The joint NASA/ESA Solar and Heliospheric Observatory (SOHO), which has been watching the sun since 1996, also spotted the flare, tracking a CME that was generated shortly after. Seen here by SOHO's LASCO C2 instrument, that monitors the interplanetary environment surrounding the sun for CMEs and comets, a growing bubble of solar plasma races away from the sun.
Approximately an hour after the flare, the CME grew and continued to barrel into interplanetary space. Space weather forecasters don't expect that this CME will interact with the Earth's atmosphere as it is not Earth-directed. This observation was captured by SOHO's LASCO C3 instrument -- an occulting disk covers the sun to block out any glaring effect. By combining observations by the SDO, SOHO and other solar observatories, the connection between the sun's internal magnetic "dynamo", the solar cycle, flares and CMEs, solar physicists are slowly piecing together what makes our nearest star tick, hopefully solving some of the most persistent mysteries along the way.
On Saturday, the sun erupted with an X-class solar flare, blasting Earth with powerful electromagnetic radiation. Although we couldn’t directly feel its effects on the ground, the impact of this event was measured as a dramatic radio blackout for several minutes, highlighting the fact that the sun isn’t quite done with solar maximum yet.
The X1.0 flare erupted at 1:48 p.m. ET on March 29 and an armada of solar telescopes captured the event in all its glory. A solar flare occurs when highly-stressed magnetic field lines are forced together over regions of intense magnetic activity, descriptively known as “active regions.” These regions are often associated with sunspot clusters — this is why astronomers keep count of sunspots in an effort to record solar activity.
Although we are well protected from the worst effects of radiation from solar flares, ionizing X-ray and extreme ultraviolet radiation can have a disruptive impact on unshielded satellite electronics and can even give unprotected astronauts an increased radiation dose. Our atmosphere is a thick shield that protects our biology from the sun’s worst solar flares, but that’s not to say that they can’t impact our lives.

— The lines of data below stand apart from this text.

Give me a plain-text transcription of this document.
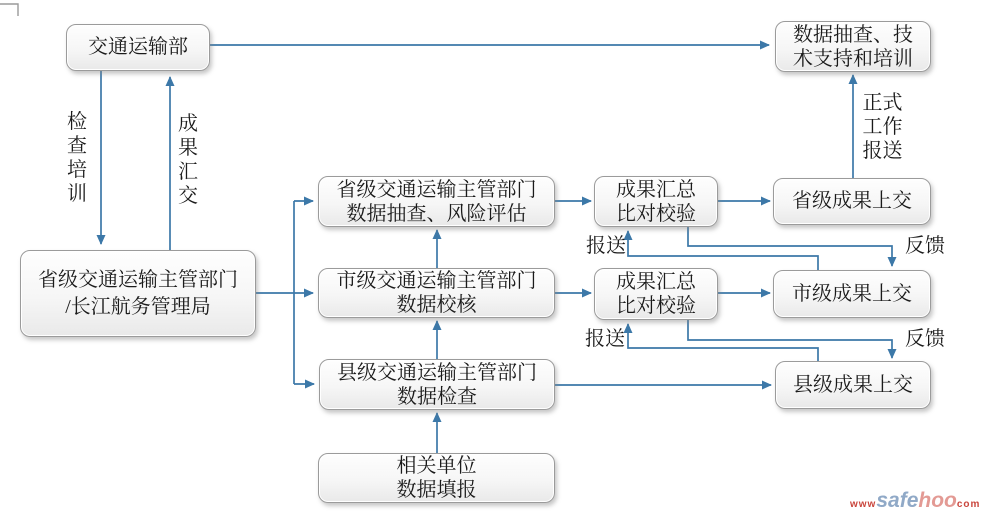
交通运输部
数据抽查、技
术支持和培训
省级交通运输主管部门
/长江航务管理局
省级交通运输主管部门
数据抽查、风险评估
市级交通运输主管部门
数据校核
县级交通运输主管部门
数据检查
相关单位
数据填报
成果汇总
比对校验
成果汇总
比对校验
省级成果上交
市级成果上交
县级成果上交
检查培训
成果汇交
正式工作报送
报送	反馈
报送	反馈
www safe hoo com
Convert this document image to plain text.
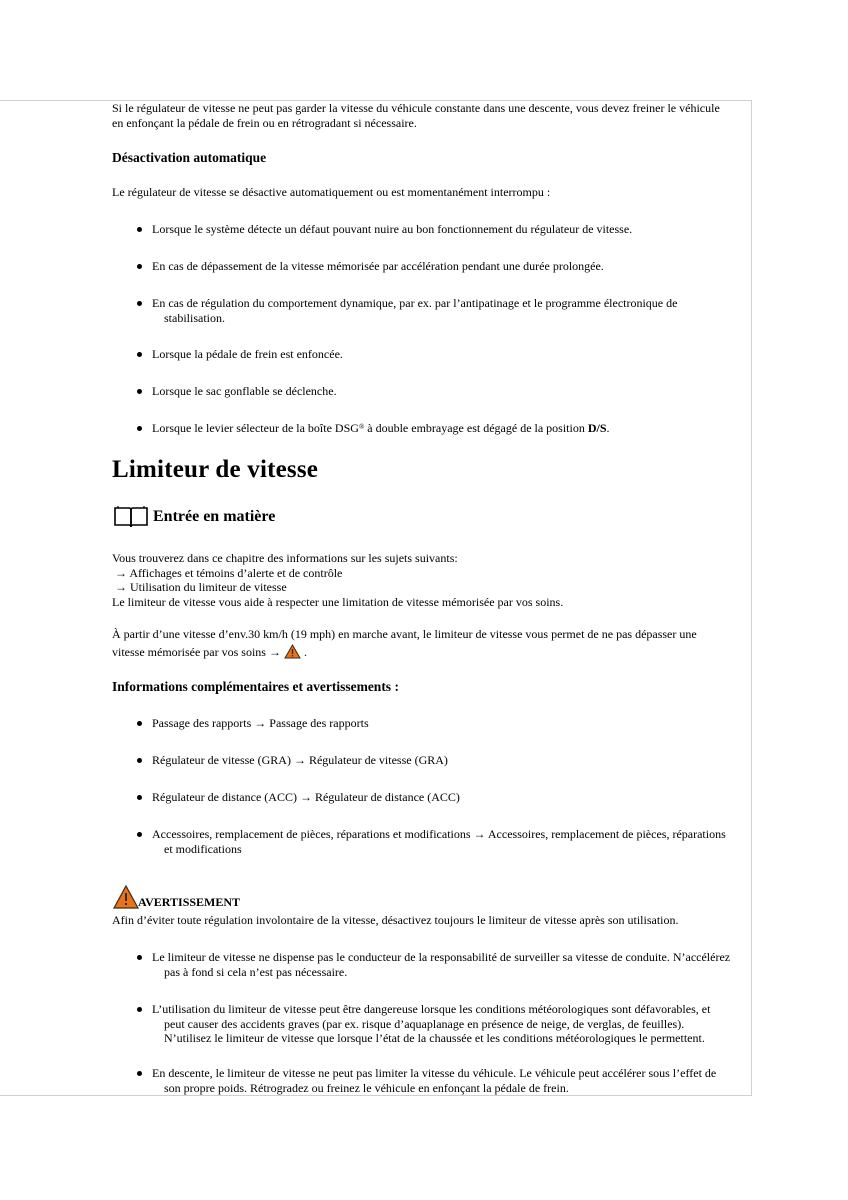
Si le régulateur de vitesse ne peut pas garder la vitesse du véhicule constante dans une descente, vous devez freiner le véhicule
en enfonçant la pédale de frein ou en rétrogradant si nécessaire.
Désactivation automatique
Le régulateur de vitesse se désactive automatiquement ou est momentanément interrompu :
Lorsque le système détecte un défaut pouvant nuire au bon fonctionnement du régulateur de vitesse.
En cas de dépassement de la vitesse mémorisée par accélération pendant une durée prolongée.
En cas de régulation du comportement dynamique, par ex. par l’antipatinage et le programme électronique de
stabilisation.
Lorsque la pédale de frein est enfoncée.
Lorsque le sac gonflable se déclenche.
Lorsque le levier sélecteur de la boîte DSG® à double embrayage est dégagé de la position D/S.
Limiteur de vitesse
Entrée en matière
Vous trouverez dans ce chapitre des informations sur les sujets suivants:
→ Affichages et témoins d’alerte et de contrôle
→ Utilisation du limiteur de vitesse
Le limiteur de vitesse vous aide à respecter une limitation de vitesse mémorisée par vos soins.
À partir d’une vitesse d’env.30 km/h (19 mph) en marche avant, le limiteur de vitesse vous permet de ne pas dépasser une
vitesse mémorisée par vos soins →  .
Informations complémentaires et avertissements :
Passage des rapports → Passage des rapports
Régulateur de vitesse (GRA) → Régulateur de vitesse (GRA)
Régulateur de distance (ACC) → Régulateur de distance (ACC)
Accessoires, remplacement de pièces, réparations et modifications → Accessoires, remplacement de pièces, réparations
et modifications
AVERTISSEMENT
Afin d’éviter toute régulation involontaire de la vitesse, désactivez toujours le limiteur de vitesse après son utilisation.
Le limiteur de vitesse ne dispense pas le conducteur de la responsabilité de surveiller sa vitesse de conduite. N’accélérez
pas à fond si cela n’est pas nécessaire.
L’utilisation du limiteur de vitesse peut être dangereuse lorsque les conditions météorologiques sont défavorables, et
peut causer des accidents graves (par ex. risque d’aquaplanage en présence de neige, de verglas, de feuilles).
N’utilisez le limiteur de vitesse que lorsque l’état de la chaussée et les conditions météorologiques le permettent.
En descente, le limiteur de vitesse ne peut pas limiter la vitesse du véhicule. Le véhicule peut accélérer sous l’effet de
son propre poids. Rétrogradez ou freinez le véhicule en enfonçant la pédale de frein.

As reported by Spaceweather.com, the X1 flare, which was triggered above active region (AR) 2017, bathed our upper atmosphere in ultraviolet radiation, causing global ionization. The aptly-named ionosphere is used for communications where radio waves are bounced around the globe. This extensive ionization event caused the propagation of radio waves to wildly fluctuate, eventually blocking them all together. The blast was so powerful that the impulsive electrical currents generated in the ionosphere caused vast waves to ripple through our planet’s magnetic field.
Radio engineer Stan Nelson located in Roswell, New Mexico, was monitoring the National Institute of Standards and Technology (NIST) WWV radio transmission (which transmits time and frequency information worldwide 24/7) during the flare and watched the signal oscillate wildly before being blocked all together.
“The Doppler shift of the WWV signal (the ‘wobble’ just before the blackout) was nearly 12 Hz, the most I have ever seen,” said Nelson.
The flare also generated its own radio signal; as the flare’s shock wave blasted through the sun’s corona (its atmosphere), an intense radio signal was generated and was recorded as powerful shortwave radio static.
The sun is currently experiencing the wane of solar maximum, the peak of its approximate 11-year solar cycle. Solar Cycle 24 has been a “below average” cycle exhibiting lower levels of magnetic activity — but as Saturday’s flare proves, it’s still capable of generating some impressive explosive displays.